US conservative Christians and science advocates are clashing again, this time in Tennessee over a bill that would allow debate in public schools over theories like evolution.
Lawmakers from the southeastern US state, home to a strong base of ultraconservative “Tea Party” activists, have approved the bill, which now awaits the signature of Tennessee Governor Bill Haslam, a Republican.
The measure, which could pass by today’s deadline, would allow public schoolteachers to challenge accepted science on topics such as climate change and evolution in their classrooms without facing sanctions.
If it passes, Tennessee would join nine other states with similar laws promoting creationism, more or less explicitly.
Critics have labeled the legislation the “Monkey Bill” in reference to the highly publicized 1925 “Scopes Monkey Trial” in which Tennessee charged high school science teacher John Scopes of violating a state law against teaching “that man has descended from a lower order of animals.”
The Tennessee Science Teachers Association and the state chapter of the American Civil Liberties Union (ACLU) rights group, the measure’s biggest critics, are calling for Haslam to veto it. They say it would provide legal cover for educators to teach pseudoscientific ideas.
“They are not talking that much about creationism, but rather about Intelligent Design,” said Hedy Weinberg, executive director of the ACLU’s Tennessee branch. “It’s a very nuanced and clever way ... to challenge the theory of evolution and allow teachers to inject Intelligent Design and neo-creationism.”
“Intelligent Design” is the idea that scientific evidence can show that life forms developed under the direction of a higher intelligence.
The measure states that “teachers shall be permitted to help students understand, analyze, critique and review in an objective manner the scientific strengths and scientific weaknesses of existing scientific theories covered in the course being taught.”
It also says the legislation “shall not be construed to promote any religious or non-religious doctrine.”
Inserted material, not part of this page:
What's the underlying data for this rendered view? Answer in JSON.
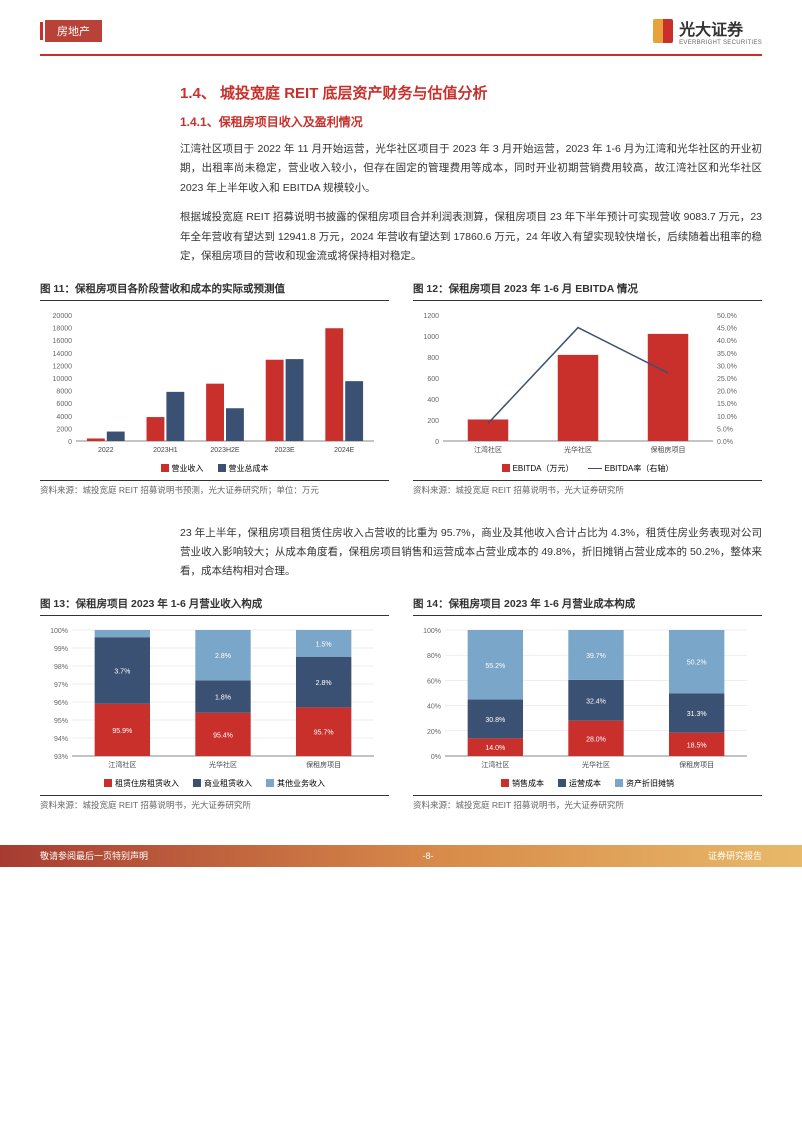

In a letter to lawmakers, the Tennessee members of the National Academy of Sciences argued that the bill would “miseducate students, harm the state’s national reputation and weaken its efforts to compete in a science-driven global economy.”
The Tennessee Education Association, meanwhile, blasted the “unnecessary legislation.”
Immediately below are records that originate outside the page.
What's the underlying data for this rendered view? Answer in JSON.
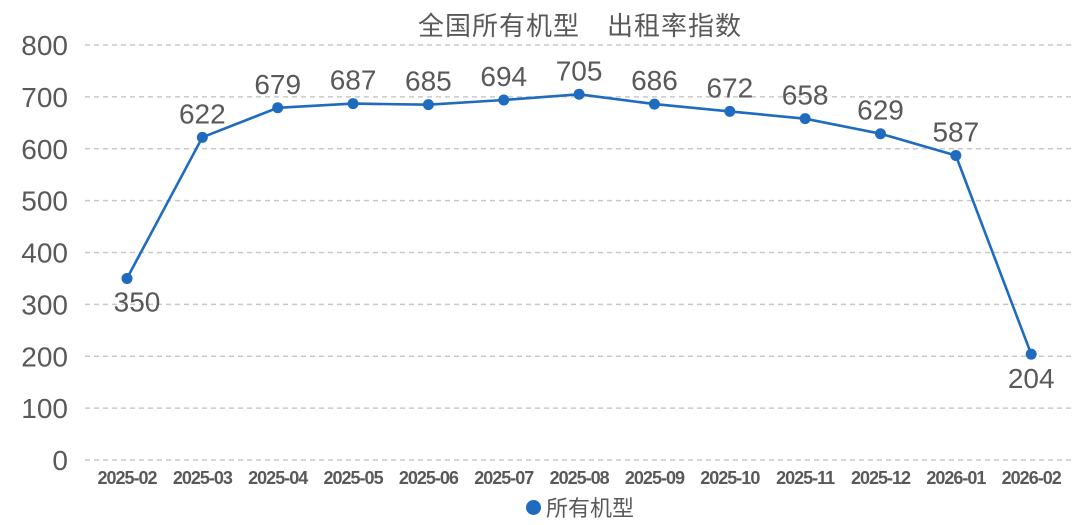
{
  "chart_data": {
    "type": "line",
    "title": "全国所有机型　出租率指数",
    "categories": [
      "2025-02",
      "2025-03",
      "2025-04",
      "2025-05",
      "2025-06",
      "2025-07",
      "2025-08",
      "2025-09",
      "2025-10",
      "2025-11",
      "2025-12",
      "2026-01",
      "2026-02"
    ],
    "series": [
      {
        "name": "所有机型",
        "values": [
          350,
          622,
          679,
          687,
          685,
          694,
          705,
          686,
          672,
          658,
          629,
          587,
          204
        ]
      }
    ],
    "ylim": [
      0,
      800
    ],
    "ytick_step": 100,
    "yticks": [
      0,
      100,
      200,
      300,
      400,
      500,
      600,
      700,
      800
    ],
    "grid": "dashed horizontal",
    "legend_position": "bottom-center",
    "colors": {
      "line": "#1e6bbf",
      "marker": "#1e6bbf",
      "grid": "#c9c9c9",
      "text": "#595959"
    },
    "legend": {
      "marker_icon": "circle",
      "label": "所有机型"
    }
  }
}
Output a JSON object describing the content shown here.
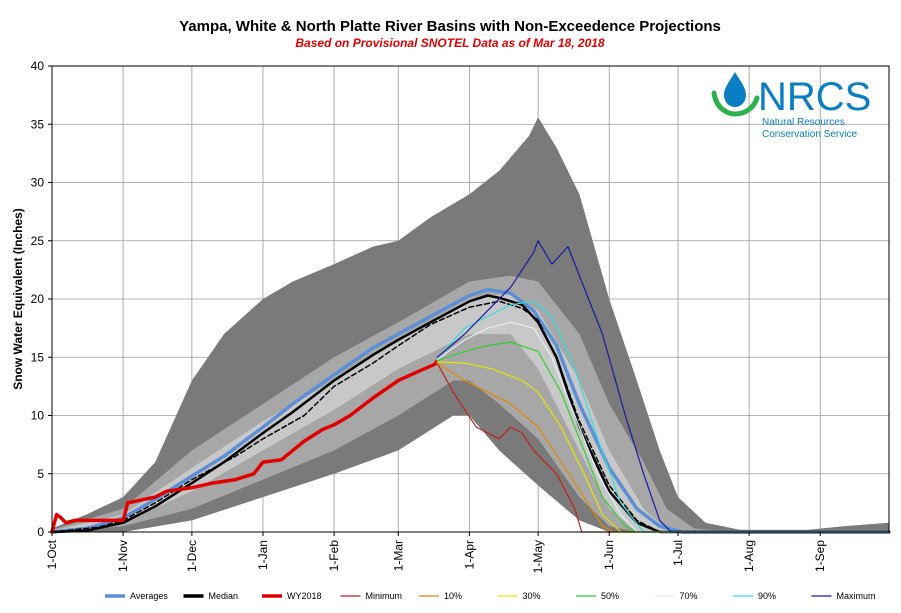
{
  "chart_data": {
    "type": "line",
    "title": "Yampa, White & North Platte River Basins with Non-Exceedence Projections",
    "subtitle": "Based on Provisional SNOTEL Data as of Mar 18, 2018",
    "xlabel": "",
    "ylabel": "Snow Water Equivalent (Inches)",
    "ylim": [
      0,
      40
    ],
    "yticks": [
      0,
      5,
      10,
      15,
      20,
      25,
      30,
      35,
      40
    ],
    "xticks": [
      {
        "label": "1-Oct",
        "day": 0
      },
      {
        "label": "1-Nov",
        "day": 31
      },
      {
        "label": "1-Dec",
        "day": 61
      },
      {
        "label": "1-Jan",
        "day": 92
      },
      {
        "label": "1-Feb",
        "day": 123
      },
      {
        "label": "1-Mar",
        "day": 151
      },
      {
        "label": "1-Apr",
        "day": 182
      },
      {
        "label": "1-May",
        "day": 212
      },
      {
        "label": "1-Jun",
        "day": 243
      },
      {
        "label": "1-Jul",
        "day": 273
      },
      {
        "label": "1-Aug",
        "day": 304
      },
      {
        "label": "1-Sep",
        "day": 335
      }
    ],
    "xlim": [
      0,
      365
    ],
    "grid": true,
    "bands": [
      {
        "name": "Max-Min range",
        "color": "#7a7a7a",
        "upper": [
          [
            0,
            0.3
          ],
          [
            15,
            1.5
          ],
          [
            31,
            3
          ],
          [
            45,
            6
          ],
          [
            61,
            13
          ],
          [
            75,
            17
          ],
          [
            92,
            20
          ],
          [
            105,
            21.5
          ],
          [
            123,
            23
          ],
          [
            140,
            24.5
          ],
          [
            151,
            25
          ],
          [
            165,
            27
          ],
          [
            182,
            29
          ],
          [
            195,
            31
          ],
          [
            208,
            34
          ],
          [
            212,
            35.6
          ],
          [
            220,
            33
          ],
          [
            230,
            29
          ],
          [
            243,
            20
          ],
          [
            255,
            13
          ],
          [
            265,
            7
          ],
          [
            273,
            3
          ],
          [
            285,
            0.8
          ],
          [
            300,
            0.2
          ],
          [
            330,
            0.2
          ],
          [
            345,
            0.5
          ],
          [
            365,
            0.8
          ]
        ],
        "lower": [
          [
            0,
            0
          ],
          [
            31,
            0
          ],
          [
            61,
            1
          ],
          [
            92,
            3
          ],
          [
            123,
            5
          ],
          [
            151,
            7
          ],
          [
            175,
            10
          ],
          [
            182,
            10
          ],
          [
            195,
            7
          ],
          [
            212,
            4
          ],
          [
            230,
            1
          ],
          [
            243,
            0
          ],
          [
            365,
            0
          ]
        ]
      },
      {
        "name": "10-90 range",
        "color": "#a7a7a7",
        "upper": [
          [
            0,
            0.2
          ],
          [
            31,
            2
          ],
          [
            61,
            7
          ],
          [
            92,
            11
          ],
          [
            123,
            15
          ],
          [
            151,
            18
          ],
          [
            182,
            21.5
          ],
          [
            200,
            22
          ],
          [
            212,
            21.5
          ],
          [
            230,
            17
          ],
          [
            243,
            11
          ],
          [
            258,
            6
          ],
          [
            268,
            2
          ],
          [
            280,
            0.3
          ],
          [
            300,
            0
          ],
          [
            365,
            0
          ]
        ],
        "lower": [
          [
            0,
            0
          ],
          [
            31,
            0.5
          ],
          [
            61,
            2
          ],
          [
            92,
            4.5
          ],
          [
            123,
            7
          ],
          [
            151,
            10
          ],
          [
            175,
            13
          ],
          [
            182,
            13
          ],
          [
            195,
            11
          ],
          [
            212,
            8
          ],
          [
            230,
            3
          ],
          [
            243,
            0.5
          ],
          [
            255,
            0
          ],
          [
            365,
            0
          ]
        ]
      },
      {
        "name": "30-70 range",
        "color": "#c8c8c8",
        "upper": [
          [
            0,
            0.1
          ],
          [
            31,
            1.5
          ],
          [
            61,
            5.5
          ],
          [
            92,
            9.5
          ],
          [
            123,
            13
          ],
          [
            151,
            16.5
          ],
          [
            182,
            20
          ],
          [
            200,
            20.5
          ],
          [
            212,
            19
          ],
          [
            230,
            13
          ],
          [
            243,
            7
          ],
          [
            258,
            2
          ],
          [
            268,
            0.2
          ],
          [
            280,
            0
          ],
          [
            365,
            0
          ]
        ],
        "lower": [
          [
            0,
            0
          ],
          [
            31,
            0.8
          ],
          [
            61,
            3.5
          ],
          [
            92,
            7
          ],
          [
            123,
            10.5
          ],
          [
            151,
            14
          ],
          [
            182,
            17
          ],
          [
            200,
            17
          ],
          [
            212,
            14
          ],
          [
            230,
            7
          ],
          [
            243,
            2
          ],
          [
            255,
            0
          ],
          [
            365,
            0
          ]
        ]
      }
    ],
    "series": [
      {
        "name": "Averages",
        "color": "#5b8fd6",
        "width": 3.5,
        "points": [
          [
            0,
            0
          ],
          [
            15,
            0.3
          ],
          [
            31,
            1.2
          ],
          [
            45,
            2.8
          ],
          [
            61,
            4.8
          ],
          [
            75,
            6.5
          ],
          [
            92,
            9
          ],
          [
            105,
            11
          ],
          [
            123,
            13.5
          ],
          [
            140,
            15.8
          ],
          [
            151,
            17
          ],
          [
            165,
            18.5
          ],
          [
            182,
            20.3
          ],
          [
            190,
            20.8
          ],
          [
            200,
            20.5
          ],
          [
            210,
            19
          ],
          [
            220,
            16
          ],
          [
            230,
            11
          ],
          [
            243,
            5.5
          ],
          [
            255,
            2
          ],
          [
            265,
            0.5
          ],
          [
            275,
            0
          ],
          [
            365,
            0
          ]
        ]
      },
      {
        "name": "Median",
        "color": "#000000",
        "width": 2.5,
        "points": [
          [
            0,
            0
          ],
          [
            15,
            0.1
          ],
          [
            31,
            0.8
          ],
          [
            45,
            2.2
          ],
          [
            61,
            4.2
          ],
          [
            75,
            6
          ],
          [
            92,
            8.5
          ],
          [
            105,
            10.3
          ],
          [
            123,
            13
          ],
          [
            140,
            15.2
          ],
          [
            151,
            16.5
          ],
          [
            165,
            18
          ],
          [
            182,
            19.8
          ],
          [
            190,
            20.3
          ],
          [
            195,
            20.1
          ],
          [
            205,
            19.5
          ],
          [
            212,
            18
          ],
          [
            220,
            15
          ],
          [
            230,
            9
          ],
          [
            243,
            3.5
          ],
          [
            255,
            0.8
          ],
          [
            265,
            0
          ],
          [
            365,
            0
          ]
        ]
      },
      {
        "name": "Median (dashed)",
        "color": "#000000",
        "width": 1.5,
        "dashed": true,
        "points": [
          [
            0,
            0
          ],
          [
            20,
            0.4
          ],
          [
            31,
            1
          ],
          [
            45,
            2.5
          ],
          [
            61,
            4.5
          ],
          [
            80,
            6.5
          ],
          [
            92,
            8
          ],
          [
            110,
            10
          ],
          [
            123,
            12.5
          ],
          [
            140,
            14.5
          ],
          [
            151,
            16
          ],
          [
            165,
            17.8
          ],
          [
            182,
            19.3
          ],
          [
            195,
            19.8
          ],
          [
            205,
            19.2
          ],
          [
            212,
            18.2
          ],
          [
            220,
            15
          ],
          [
            230,
            9.5
          ],
          [
            243,
            4
          ],
          [
            255,
            1
          ],
          [
            265,
            0
          ],
          [
            365,
            0
          ]
        ]
      },
      {
        "name": "WY2018",
        "color": "#e00000",
        "width": 3.5,
        "points": [
          [
            0,
            0
          ],
          [
            2,
            1.5
          ],
          [
            4,
            1.2
          ],
          [
            6,
            0.8
          ],
          [
            10,
            1
          ],
          [
            20,
            1
          ],
          [
            31,
            1
          ],
          [
            33,
            2.5
          ],
          [
            40,
            2.8
          ],
          [
            45,
            3
          ],
          [
            50,
            3.5
          ],
          [
            61,
            3.8
          ],
          [
            70,
            4.2
          ],
          [
            80,
            4.5
          ],
          [
            88,
            5
          ],
          [
            92,
            6
          ],
          [
            100,
            6.2
          ],
          [
            110,
            7.8
          ],
          [
            118,
            8.8
          ],
          [
            123,
            9.2
          ],
          [
            130,
            10
          ],
          [
            140,
            11.5
          ],
          [
            151,
            13
          ],
          [
            160,
            13.8
          ],
          [
            167,
            14.4
          ],
          [
            168,
            14.7
          ]
        ]
      },
      {
        "name": "Minimum",
        "color": "#c02020",
        "width": 1.2,
        "points": [
          [
            168,
            14.5
          ],
          [
            175,
            12
          ],
          [
            185,
            9
          ],
          [
            195,
            8
          ],
          [
            200,
            9
          ],
          [
            205,
            8.5
          ],
          [
            210,
            7
          ],
          [
            220,
            5
          ],
          [
            228,
            2
          ],
          [
            231,
            0
          ],
          [
            365,
            0
          ]
        ]
      },
      {
        "name": "10%",
        "color": "#e08a00",
        "width": 1.2,
        "points": [
          [
            168,
            14.5
          ],
          [
            180,
            13
          ],
          [
            190,
            12
          ],
          [
            200,
            11
          ],
          [
            212,
            9
          ],
          [
            222,
            6
          ],
          [
            232,
            3
          ],
          [
            240,
            0.5
          ],
          [
            245,
            0
          ],
          [
            365,
            0
          ]
        ]
      },
      {
        "name": "30%",
        "color": "#e6e600",
        "width": 1.2,
        "points": [
          [
            168,
            14.6
          ],
          [
            180,
            14.5
          ],
          [
            192,
            14
          ],
          [
            205,
            13
          ],
          [
            212,
            12
          ],
          [
            222,
            9
          ],
          [
            232,
            5
          ],
          [
            240,
            1.5
          ],
          [
            248,
            0
          ],
          [
            365,
            0
          ]
        ]
      },
      {
        "name": "50%",
        "color": "#33cc33",
        "width": 1.2,
        "points": [
          [
            168,
            14.7
          ],
          [
            180,
            15.5
          ],
          [
            190,
            16
          ],
          [
            200,
            16.3
          ],
          [
            212,
            15.5
          ],
          [
            222,
            12
          ],
          [
            232,
            7
          ],
          [
            240,
            3
          ],
          [
            250,
            0.5
          ],
          [
            255,
            0
          ],
          [
            365,
            0
          ]
        ]
      },
      {
        "name": "70%",
        "color": "#e0f0f8",
        "width": 1.2,
        "points": [
          [
            168,
            14.8
          ],
          [
            180,
            16.5
          ],
          [
            190,
            17.5
          ],
          [
            200,
            18
          ],
          [
            210,
            17.5
          ],
          [
            218,
            15
          ],
          [
            228,
            10
          ],
          [
            238,
            5
          ],
          [
            248,
            1.5
          ],
          [
            255,
            0
          ],
          [
            365,
            0
          ]
        ]
      },
      {
        "name": "90%",
        "color": "#33dddd",
        "width": 1.2,
        "points": [
          [
            168,
            14.9
          ],
          [
            180,
            17.5
          ],
          [
            190,
            18.5
          ],
          [
            200,
            19.5
          ],
          [
            210,
            19.8
          ],
          [
            218,
            18.5
          ],
          [
            228,
            14
          ],
          [
            238,
            8
          ],
          [
            248,
            2.5
          ],
          [
            258,
            0
          ],
          [
            365,
            0
          ]
        ]
      },
      {
        "name": "Maximum",
        "color": "#1a1aa0",
        "width": 1.2,
        "points": [
          [
            168,
            15
          ],
          [
            180,
            17
          ],
          [
            190,
            19
          ],
          [
            200,
            21
          ],
          [
            210,
            24
          ],
          [
            212,
            25
          ],
          [
            218,
            23
          ],
          [
            225,
            24.5
          ],
          [
            232,
            21
          ],
          [
            240,
            17
          ],
          [
            250,
            10
          ],
          [
            258,
            5
          ],
          [
            265,
            1
          ],
          [
            270,
            0
          ],
          [
            365,
            0
          ]
        ]
      }
    ],
    "legend": {
      "placement": "bottom",
      "items": [
        {
          "label": "Averages",
          "color": "#5b8fd6",
          "thick": true
        },
        {
          "label": "Median",
          "color": "#000000",
          "thick": true
        },
        {
          "label": "WY2018",
          "color": "#e00000",
          "thick": true
        },
        {
          "label": "Minimum",
          "color": "#c02020",
          "thick": false
        },
        {
          "label": "10%",
          "color": "#e08a00",
          "thick": false
        },
        {
          "label": "30%",
          "color": "#e6e600",
          "thick": false
        },
        {
          "label": "50%",
          "color": "#33cc33",
          "thick": false
        },
        {
          "label": "70%",
          "color": "#e0f0f8",
          "thick": false
        },
        {
          "label": "90%",
          "color": "#33dddd",
          "thick": false
        },
        {
          "label": "Maximum",
          "color": "#1a1aa0",
          "thick": false
        }
      ]
    }
  },
  "logo": {
    "name": "NRCS",
    "line1": "Natural Resources",
    "line2": "Conservation Service",
    "color": "#0a7ec2",
    "accent": "#2bb24c"
  }
}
However, Haslam has already indicated he would “probably” sign the measure into law.
The Discovery Institute, whose model legislation inspired the bill, hailed the passage of a text that “promotes good science education by protecting the academic freedom of science teachers to fully and objectively discuss controversial scientific topics, like evolution.”
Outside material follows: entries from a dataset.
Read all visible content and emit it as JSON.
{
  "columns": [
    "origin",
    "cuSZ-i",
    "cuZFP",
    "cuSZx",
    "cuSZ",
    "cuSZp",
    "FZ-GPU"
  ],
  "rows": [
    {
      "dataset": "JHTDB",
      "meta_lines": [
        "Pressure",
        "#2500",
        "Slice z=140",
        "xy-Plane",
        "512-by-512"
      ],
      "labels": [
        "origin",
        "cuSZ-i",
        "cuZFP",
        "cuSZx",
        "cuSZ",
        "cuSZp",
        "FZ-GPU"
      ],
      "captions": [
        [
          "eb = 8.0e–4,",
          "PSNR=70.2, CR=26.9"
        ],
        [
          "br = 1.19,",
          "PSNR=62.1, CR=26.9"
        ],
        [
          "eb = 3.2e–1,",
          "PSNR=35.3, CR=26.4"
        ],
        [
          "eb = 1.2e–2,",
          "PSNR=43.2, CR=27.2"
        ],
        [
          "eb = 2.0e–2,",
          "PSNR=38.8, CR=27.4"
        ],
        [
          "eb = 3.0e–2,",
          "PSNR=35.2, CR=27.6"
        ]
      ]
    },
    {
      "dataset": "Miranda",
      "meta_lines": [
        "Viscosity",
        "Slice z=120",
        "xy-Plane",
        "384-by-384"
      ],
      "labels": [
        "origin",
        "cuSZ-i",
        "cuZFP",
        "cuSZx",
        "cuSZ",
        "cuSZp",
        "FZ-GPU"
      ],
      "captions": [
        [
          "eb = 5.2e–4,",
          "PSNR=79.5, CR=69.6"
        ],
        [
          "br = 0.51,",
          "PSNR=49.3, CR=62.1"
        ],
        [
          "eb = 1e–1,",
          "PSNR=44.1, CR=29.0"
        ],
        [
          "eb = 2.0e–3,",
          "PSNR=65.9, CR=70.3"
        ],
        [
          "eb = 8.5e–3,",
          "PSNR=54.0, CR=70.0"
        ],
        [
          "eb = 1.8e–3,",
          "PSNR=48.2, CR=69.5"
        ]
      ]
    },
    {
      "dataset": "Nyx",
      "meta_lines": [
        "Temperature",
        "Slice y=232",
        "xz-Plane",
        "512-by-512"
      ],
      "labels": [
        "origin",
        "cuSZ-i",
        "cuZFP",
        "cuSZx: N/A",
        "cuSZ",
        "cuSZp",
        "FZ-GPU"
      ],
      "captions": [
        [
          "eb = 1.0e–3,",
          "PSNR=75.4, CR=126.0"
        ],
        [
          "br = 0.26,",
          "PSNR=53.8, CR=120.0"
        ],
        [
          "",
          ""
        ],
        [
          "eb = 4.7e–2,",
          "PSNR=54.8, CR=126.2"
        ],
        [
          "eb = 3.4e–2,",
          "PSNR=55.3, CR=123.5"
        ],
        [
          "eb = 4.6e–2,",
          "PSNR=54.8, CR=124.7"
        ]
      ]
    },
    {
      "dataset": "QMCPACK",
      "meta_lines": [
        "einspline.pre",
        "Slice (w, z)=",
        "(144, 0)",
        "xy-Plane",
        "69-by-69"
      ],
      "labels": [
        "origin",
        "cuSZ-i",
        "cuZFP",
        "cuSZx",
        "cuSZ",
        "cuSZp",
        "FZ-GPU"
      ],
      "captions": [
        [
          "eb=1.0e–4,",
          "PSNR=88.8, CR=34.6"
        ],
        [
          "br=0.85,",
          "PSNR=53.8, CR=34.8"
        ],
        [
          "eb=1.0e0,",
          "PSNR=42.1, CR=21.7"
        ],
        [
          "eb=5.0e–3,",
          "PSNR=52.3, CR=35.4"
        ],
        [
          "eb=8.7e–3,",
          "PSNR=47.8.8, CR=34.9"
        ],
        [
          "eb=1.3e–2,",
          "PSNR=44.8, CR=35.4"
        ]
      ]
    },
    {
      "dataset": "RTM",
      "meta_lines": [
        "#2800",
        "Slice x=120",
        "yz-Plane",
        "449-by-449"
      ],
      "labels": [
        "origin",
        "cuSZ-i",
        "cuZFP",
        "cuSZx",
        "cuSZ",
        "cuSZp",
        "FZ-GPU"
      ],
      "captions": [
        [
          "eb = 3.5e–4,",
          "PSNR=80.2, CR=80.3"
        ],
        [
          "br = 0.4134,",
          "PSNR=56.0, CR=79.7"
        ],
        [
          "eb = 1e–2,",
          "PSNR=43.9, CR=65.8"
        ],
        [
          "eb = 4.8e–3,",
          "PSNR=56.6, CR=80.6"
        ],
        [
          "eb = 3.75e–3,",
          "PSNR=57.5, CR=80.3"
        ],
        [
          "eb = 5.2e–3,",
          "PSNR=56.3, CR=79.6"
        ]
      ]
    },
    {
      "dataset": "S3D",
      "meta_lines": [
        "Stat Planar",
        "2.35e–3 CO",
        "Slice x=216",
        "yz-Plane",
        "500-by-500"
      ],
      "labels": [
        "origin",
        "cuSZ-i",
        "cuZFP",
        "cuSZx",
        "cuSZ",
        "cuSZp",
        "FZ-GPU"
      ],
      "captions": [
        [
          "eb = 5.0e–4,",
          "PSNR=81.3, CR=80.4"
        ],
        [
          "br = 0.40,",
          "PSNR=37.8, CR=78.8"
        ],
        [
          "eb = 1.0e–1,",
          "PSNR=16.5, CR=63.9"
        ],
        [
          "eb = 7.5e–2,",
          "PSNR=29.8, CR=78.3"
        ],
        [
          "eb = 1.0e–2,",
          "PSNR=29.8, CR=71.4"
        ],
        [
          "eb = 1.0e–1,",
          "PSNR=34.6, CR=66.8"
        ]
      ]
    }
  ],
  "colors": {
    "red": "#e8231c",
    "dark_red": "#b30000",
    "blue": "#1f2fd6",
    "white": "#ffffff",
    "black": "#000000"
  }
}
Based in Seattle, the group backs the teaching of alternatives to evolution in public schools and supports research into Intelligent Design, a form of creationism.
The creationist offensive is part of a long-running battle in a country, where only one-quarter of the population believes wholeheartedly in evolution, between advocates of non-religious teachings in public schools and conservative Christians who say man is a divine creature not descended from apes.
It was not before 1968 that the US Supreme Court ruled it was unconstitutional, based on the separation of church and state, to teach anti-evolution principles.
And in 1987, the high court said that mandatory teaching of creationism was against the Constitution because any such law intended to advance a particular religion.